Sob a gestão privada, já houve três aumentos no preço da água no Rio. A qualidade do serviço, no entanto, ainda é contestada. Vários municípios da Baixada Fluminense sofrem com desabastecimento crônico. Em janeiro, parte da população de Nova Iguaçu ficou dezessete dias sem água. Rompimentos de tubulações são frequentes. Em São Gonçalo, moradores do bairro Laranjal relatam ter recebido boletos da Águas do Rio no fim de 2022, o que causou espécie: não apenas a região não é atendida pela rede de água encanada, como os moradores nunca forneceram seus endereços para a empresa.

Um levantamento do Instituto Trata Brasil analisou as condições de saneamento das cem cidades mais populosas do Brasil. Entre as vinte piores, quatro ficam na Baixada Fluminense: Belford Roxo, Duque de Caxias, São Gonçalo e São João de Meriti. O estudo usou como referência os padrões do Novo Marco Legal do Saneamento Básico, que visa garantir que até 2033 todos os municípios brasileiros atendam ao menos 99% de sua população com água potável e no mínimo 90% com coleta e tratamento de esgoto.

A mediação entre as concessionárias e a Cedae é feita pela Agência Reguladora de Energia e Saneamento Básico do Estado do Rio de Janeiro (Agenersa). Cabe a ela fiscalizar o trabalho das empresas e, em caso de irregularidade, multá-las. Os pesquisadores da área, no entanto, afirmam que a agência não tem estrutura grande o suficiente para dar conta da missão. Atualmente, cinquenta funcionários concursados trabalham na Agenersa.
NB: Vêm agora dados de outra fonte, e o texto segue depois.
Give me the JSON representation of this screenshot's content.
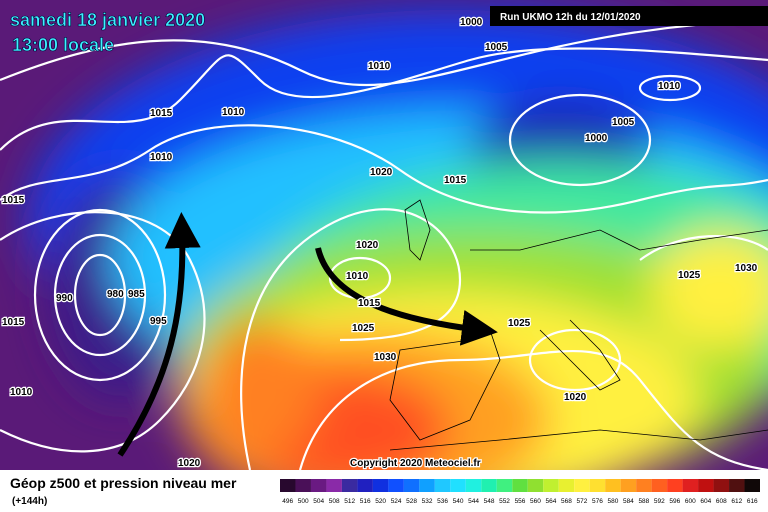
{
  "header": {
    "date": "samedi 18 janvier 2020",
    "time": "13:00 locale",
    "run": "Run UKMO 12h du 12/01/2020"
  },
  "isobar_labels": [
    "1000",
    "1005",
    "1010",
    "1010",
    "1005",
    "1000",
    "1015",
    "1010",
    "1010",
    "1020",
    "1015",
    "1015",
    "1020",
    "1010",
    "1015",
    "1025",
    "1025",
    "1025",
    "1030",
    "990",
    "980",
    "985",
    "995",
    "1015",
    "1030",
    "1010",
    "1020",
    "1020"
  ],
  "copyright": "Copyright 2020 Meteociel.fr",
  "legend": {
    "title": "Géop z500 et pression niveau mer",
    "lead": "(+144h)",
    "scale": [
      496,
      500,
      504,
      508,
      512,
      516,
      520,
      524,
      528,
      532,
      536,
      540,
      544,
      548,
      552,
      556,
      560,
      564,
      568,
      572,
      576,
      580,
      584,
      588,
      592,
      596,
      600,
      604,
      608,
      612,
      616
    ],
    "colors": [
      "#28082e",
      "#4a1058",
      "#6a1a82",
      "#8a2aa8",
      "#3a2aa0",
      "#2020c0",
      "#1030e0",
      "#1050ff",
      "#1070ff",
      "#10a0ff",
      "#20c8ff",
      "#20e0ff",
      "#20f0e0",
      "#20f0b0",
      "#40f080",
      "#60e040",
      "#90e030",
      "#c0f030",
      "#e8f030",
      "#fff040",
      "#ffe030",
      "#ffc020",
      "#ffa020",
      "#ff8020",
      "#ff6020",
      "#ff4020",
      "#e02020",
      "#c01010",
      "#901010",
      "#501010",
      "#100808"
    ]
  }
}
A agência se respalda no decreto de Cláudio Castro e considera, portanto, que a cobrança por estimativa é legal. Até hoje, não aplicou nenhuma multa para coibir essa prática. Mas informou, por nota, que está aguardando a decisão do STJ. “Desde o início da concessão, em 2022, a Agenersa tem 99 processos abertos que podem gerar penalidades por descumprimento de cláusulas contratuais e/ou falha na prestação do serviço”, disse a agência.

O Ministério Público do Rio de Janeiro informou à piauí que estão em curso, atualmente, seis inquéritos civis para investigar possíveis abusos na cobrança feita pelas concessionárias. A Iguá e a Rio+Saneamento, assim como a Águas do Rio, alegam que a cobrança por estimativa está dentro da lei.

O prédio de Adrian Poggi recebeu cobranças exorbitantes durante um ano. Os boletos pediam, em média, 50 mil reais. Como o processo tramitava na Justiça, o síndico não pagou essas fortunas mensais. Em vez disso, depositou em juízo apenas o valor que seus advogados julgavam ser o correto – isto é, o valor proporcional ao que tinha sido consumido de água.

Somente em maio deste ano, depois de ser procurada pela piauí, a Águas do Rio corrigiu o cadastro do prédio, que voltou a ser considerado… um prédio. O valor da conta de água, com isso, despencou para 5,5 mil reais – o equivalente a 100 reais por apartamento. Um décimo do que vinha sendo cobrado.